Mario didn’t have to think twice before he decided to go once and for all. He refused to listen to any of the poisonous explanations going the rounds in relation to the Boss’s departure, wrote down his request to be discharged on personal grounds, waited patiently for the lift to take him to the fifth floor and, after signing his letter, handed it to the woman officer he met in the lobby to what had been – and would never again be – the office of his friend, Major Antonio Rangel.
But, rather than relief, the Count was shocked to find himself overcome with sorrow. No, of course not: that wasn’t the path to the triumphant, self-sufficient escape he had always imagined, but a reptilian slithering out of sight that not even Rangel would forgive. And so, instead of singing and dancing, he simply decided to drink himself silly, and on the way home spent all his savings on seven bottles of rum and twelve packets of cigarettes.
“Hey, you giving a party?” asked the Chinese sales assistant in the liquor store with a knowing smile, and Mario Conde looked him in the eye.
“No, friend, a wake,” he retorted, and back he went into the street.
While he got undressed, drinking a glass from the first deflowered bottle, the Count noticed how the death foretold of his fighting fish, Rufino, had been enacted: he was floating in the middle of water a dark, sickly ink colour, his gills open, like an aged flower about to drop its petals.
“For Christ’s fucking sake, Rufino, what made you die now and leave me all alone … just when I was about to change your water?” he asked the motionless body, before gulping down his drink and casting corpse and liquid down his voracious lavatory.
Already holding his second glass and unaware that he wouldn’t say a word for three days, Mario Conde took his phone off the hook, picked the folded newspaper up from under the door and put it next to the lavatory in order to give that ink-stained paper the use it deserved when the time came.
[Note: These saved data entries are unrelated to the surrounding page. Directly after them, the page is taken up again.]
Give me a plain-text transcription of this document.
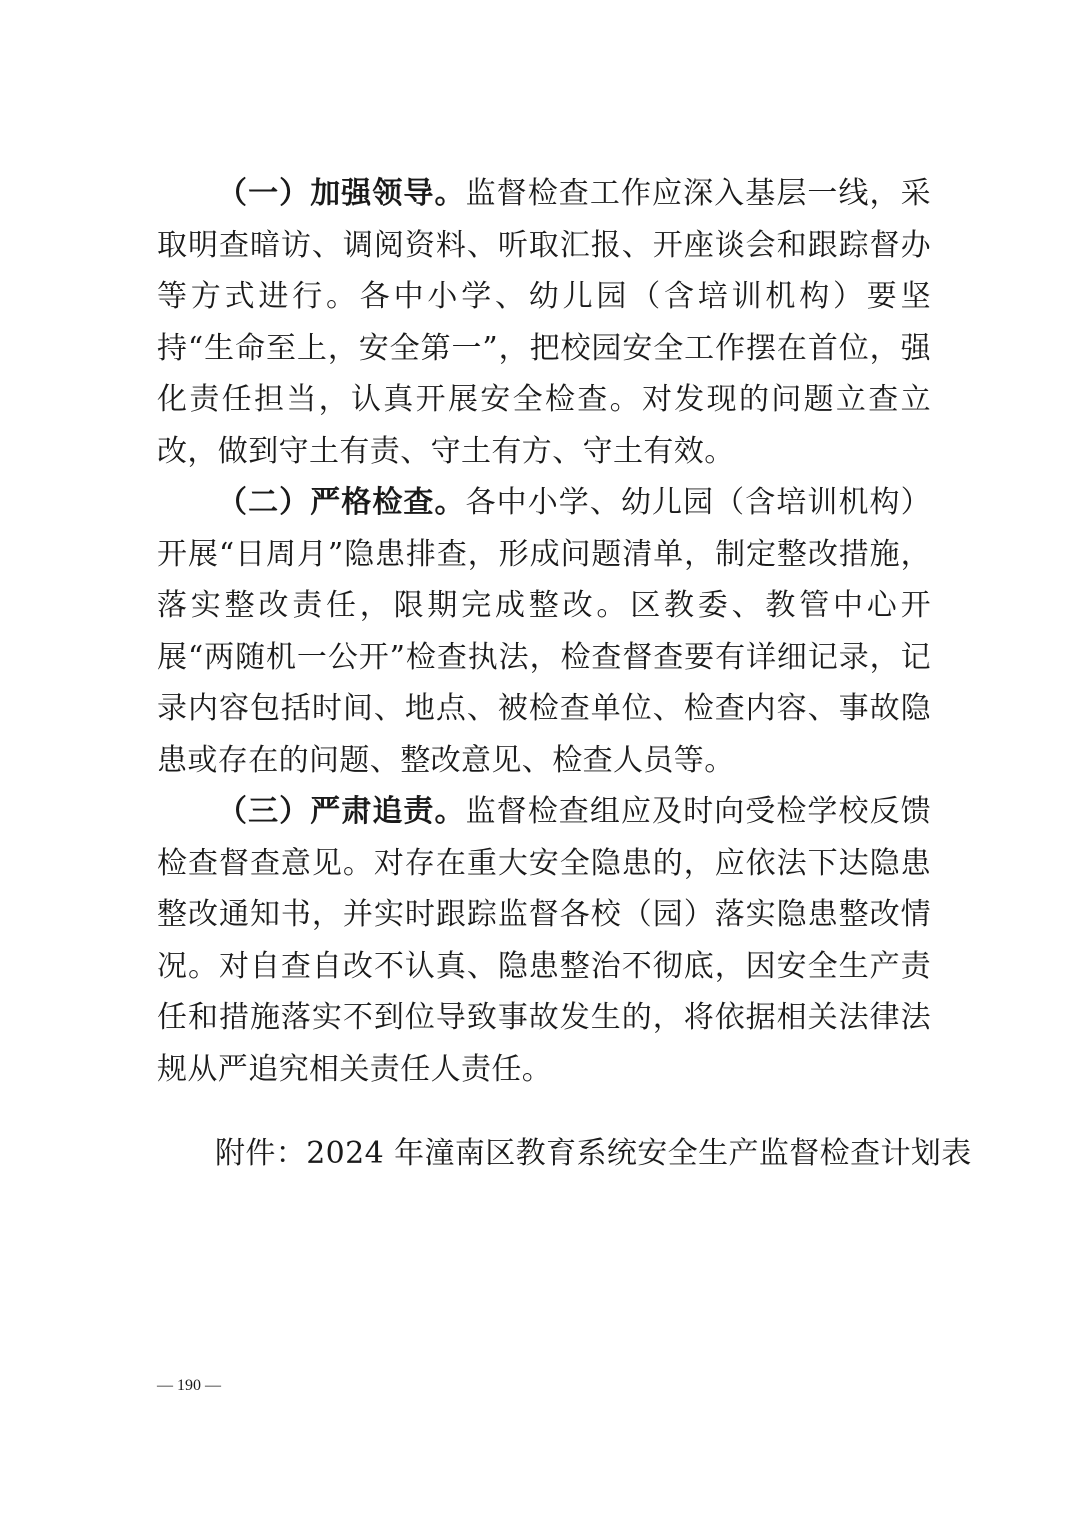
（一）加强领导。监督检查工作应深入基层一线，采取明查暗访、调阅资料、听取汇报、开座谈会和跟踪督办等方式进行。各中小学、幼儿园（含培训机构）要坚持“生命至上，安全第一”，把校园安全工作摆在首位，强化责任担当，认真开展安全检查。对发现的问题立查立改，做到守土有责、守土有方、守土有效。

（二）严格检查。各中小学、幼儿园（含培训机构）开展“日周月”隐患排查，形成问题清单，制定整改措施，落实整改责任，限期完成整改。区教委、教管中心开展“两随机一公开”检查执法，检查督查要有详细记录，记录内容包括时间、地点、被检查单位、检查内容、事故隐患或存在的问题、整改意见、检查人员等。

（三）严肃追责。监督检查组应及时向受检学校反馈检查督查意见。对存在重大安全隐患的，应依法下达隐患整改通知书，并实时跟踪监督各校（园）落实隐患整改情况。对自查自改不认真、隐患整治不彻底，因安全生产责任和措施落实不到位导致事故发生的，将依据相关法律法规从严追究相关责任人责任。

附件：2024 年潼南区教育系统安全生产监督检查计划表
— 190 —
That was when he spotted it, tucked away on a corner of page two: it was an as yet unnamed flurry, drawn west of Cabo Verde on a map whose cold latitudes sent an electric shock of prescience through him: the bastard’s heading this way, he thought immediately, and began to desire it with all his might, as if he could mentally attract that catastrophic, freakish engine of purification. And he poured himself a third glass of rum, and waited calmly for the cyclone to hit.